13. A first aircraft component suitable for use in the aircraft arrangement of claim 1.

14. A method of generating electrical power in an aircraft from a vibration, the method comprising:

providing an aircraft component including a three-dimensional lattice structure comprising a multiplicity of unit cells, each of the unit cells including at least one lattice-forming member and the unit cells have a mean greatest dimension of at least 10 nm;

causing vibrations to be generated in the aircraft, thereby causing the aircraft component to vibrate in a pre-determined manner, and

the pre-determined vibrations driving an energy harvester to generate electrical power.

15. A method of sensing for the presence of a non-standard operating condition in an aircraft, the method comprising:

providing an aircraft component configured to be subjected to indicative vibrations having one or more characteristics, wherein a presence or absence of the indicative vibrations indicates the non-standard operating condition,

wherein the aircraft component comprises a three-dimensional lattice structure comprising a multiplicity of unit cells, the unit cells each comprising at least one lattice-forming member and the unit cells have a mean greatest dimension of at least 10 nm;

in the presence of indicative vibrations, the aircraft component vibrates in a first pre-determined manner in accordance with one or more vibrational characteristics to cause an energy harvester to generate electrical energy in a first electrical energy generating mode that is indicative of the presence or absence of the non-standard operating condition; and

in the absence of indicative vibrations, the aircraft component either does not vibrate or vibrates differently from the first pre-determined manner, causing an energy harvester to either not vibrate or to generate electrical energy in a second electrical energy generating mode that is indicative of the presence or absence of the non-standard operating condition.

16. A method of designing a first aircraft component for converting at least one input vibration into an output vibration for driving an energy harvester, the first aircraft component comprising a three-dimensional lattice structure comprising a multiplicity of unit cells, the unit cells each comprise at least one lattice-forming member and the unit cells have a mean greatest dimension of at least 10 nm, the method comprising:

determining one or more desired output vibrational characteristics of the first aircraft component for driving the energy harvester;

determining one or more input vibrational characteristics of the first aircraft component;

based on the one or more desired output vibrational characteristics and the one or more input vibrational characteristics, defining the structure of the first aircraft component in relation to one of more of: a number of unit cells, a size of the unit cells, a number of lattice-forming members within unit cells, a size of lattice-forming members within unit cells, an arrangement of lattice-forming members within unit cells, and a distribution of the unit cells within the first aircraft component;

determining one or more output vibrational characteristics based on the one or more input vibrational characteristics for the defined structure of the first aircraft component, and comparing the one or more output vibrational characteristics with the one or more desired output vibrational characteristics; and

based on said comparison, altering one or more of the number of unit cells, the size of the unit cells, the number of lattice-forming members within unit cells, the size of lattice-forming members within unit cells, the arrangement of lattice-forming members within unit cells, and the distribution of the unit cells within the first aircraft component.

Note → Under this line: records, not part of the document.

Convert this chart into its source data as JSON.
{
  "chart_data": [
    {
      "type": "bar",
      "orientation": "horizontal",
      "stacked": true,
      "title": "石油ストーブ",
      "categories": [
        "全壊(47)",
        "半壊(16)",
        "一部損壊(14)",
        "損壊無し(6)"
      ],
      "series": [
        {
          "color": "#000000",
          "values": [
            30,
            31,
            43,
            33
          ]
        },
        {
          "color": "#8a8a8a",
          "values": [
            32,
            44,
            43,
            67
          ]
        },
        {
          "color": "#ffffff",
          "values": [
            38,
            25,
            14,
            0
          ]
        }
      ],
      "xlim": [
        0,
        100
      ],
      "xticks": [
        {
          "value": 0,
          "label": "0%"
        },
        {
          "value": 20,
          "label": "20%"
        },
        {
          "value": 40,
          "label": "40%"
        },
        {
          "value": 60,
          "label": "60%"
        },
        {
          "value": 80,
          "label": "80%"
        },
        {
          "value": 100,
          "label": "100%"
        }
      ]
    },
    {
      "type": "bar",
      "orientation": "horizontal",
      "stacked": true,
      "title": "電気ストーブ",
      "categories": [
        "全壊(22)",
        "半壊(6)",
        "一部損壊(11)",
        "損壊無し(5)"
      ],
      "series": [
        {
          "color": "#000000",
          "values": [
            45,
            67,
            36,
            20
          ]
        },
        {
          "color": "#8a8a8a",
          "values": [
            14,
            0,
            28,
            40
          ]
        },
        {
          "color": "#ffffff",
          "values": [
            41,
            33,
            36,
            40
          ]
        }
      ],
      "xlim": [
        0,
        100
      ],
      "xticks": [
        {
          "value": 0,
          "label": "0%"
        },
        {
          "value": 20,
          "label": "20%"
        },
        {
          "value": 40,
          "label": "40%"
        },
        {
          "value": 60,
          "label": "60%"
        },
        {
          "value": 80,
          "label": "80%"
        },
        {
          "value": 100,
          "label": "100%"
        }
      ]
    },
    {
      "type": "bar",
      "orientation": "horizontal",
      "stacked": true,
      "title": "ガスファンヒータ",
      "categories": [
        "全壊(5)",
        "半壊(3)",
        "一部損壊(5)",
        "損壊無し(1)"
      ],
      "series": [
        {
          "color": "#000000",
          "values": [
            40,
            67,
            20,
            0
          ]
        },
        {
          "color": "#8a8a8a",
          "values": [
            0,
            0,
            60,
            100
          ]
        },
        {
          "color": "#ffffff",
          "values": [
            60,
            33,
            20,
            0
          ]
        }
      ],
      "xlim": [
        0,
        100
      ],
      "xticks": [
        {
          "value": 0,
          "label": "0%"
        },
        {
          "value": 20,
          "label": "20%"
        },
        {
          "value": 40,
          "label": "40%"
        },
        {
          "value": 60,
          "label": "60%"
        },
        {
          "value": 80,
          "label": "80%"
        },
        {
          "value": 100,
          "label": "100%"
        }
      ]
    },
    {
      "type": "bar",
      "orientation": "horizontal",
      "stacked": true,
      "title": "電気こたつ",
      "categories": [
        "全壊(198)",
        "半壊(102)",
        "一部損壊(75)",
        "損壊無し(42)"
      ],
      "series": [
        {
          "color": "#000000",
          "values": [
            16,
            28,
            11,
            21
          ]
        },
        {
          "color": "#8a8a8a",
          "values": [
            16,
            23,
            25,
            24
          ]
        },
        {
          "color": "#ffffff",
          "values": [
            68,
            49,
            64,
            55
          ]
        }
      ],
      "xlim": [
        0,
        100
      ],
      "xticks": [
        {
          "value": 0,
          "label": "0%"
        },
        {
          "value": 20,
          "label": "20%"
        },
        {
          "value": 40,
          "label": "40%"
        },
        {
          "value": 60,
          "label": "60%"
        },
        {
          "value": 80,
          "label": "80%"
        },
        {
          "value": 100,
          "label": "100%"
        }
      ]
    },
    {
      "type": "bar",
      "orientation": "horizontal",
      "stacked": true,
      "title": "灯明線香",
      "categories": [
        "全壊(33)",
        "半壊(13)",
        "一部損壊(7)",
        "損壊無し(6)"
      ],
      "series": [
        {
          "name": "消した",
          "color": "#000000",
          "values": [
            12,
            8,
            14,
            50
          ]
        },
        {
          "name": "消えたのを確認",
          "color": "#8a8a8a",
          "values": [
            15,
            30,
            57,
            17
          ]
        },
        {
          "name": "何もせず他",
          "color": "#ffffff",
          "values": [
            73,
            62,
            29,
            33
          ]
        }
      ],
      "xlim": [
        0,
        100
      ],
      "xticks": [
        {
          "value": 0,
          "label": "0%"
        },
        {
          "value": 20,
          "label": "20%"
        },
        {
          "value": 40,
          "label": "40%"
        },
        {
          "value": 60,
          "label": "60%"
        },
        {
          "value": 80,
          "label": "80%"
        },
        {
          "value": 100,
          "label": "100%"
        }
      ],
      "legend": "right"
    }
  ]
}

17. The method of claim 16 further comprising:

making a first aircraft component for converting at least one input vibration into an output vibration for driving an energy harvester, the first aircraft component comprising a three-dimensional lattice structure comprising a multiplicity of unit cells, the unit cells comprising at least one (and optionally multiple) lattice-forming members, the unit cells having a mean greatest dimension of at least 10 nm.

18. The method of claim 17, wherein the three-dimensional lattice structure is produced by additive manufacturing.

19. An aircraft comprising the aircraft arrangement according to claim 1.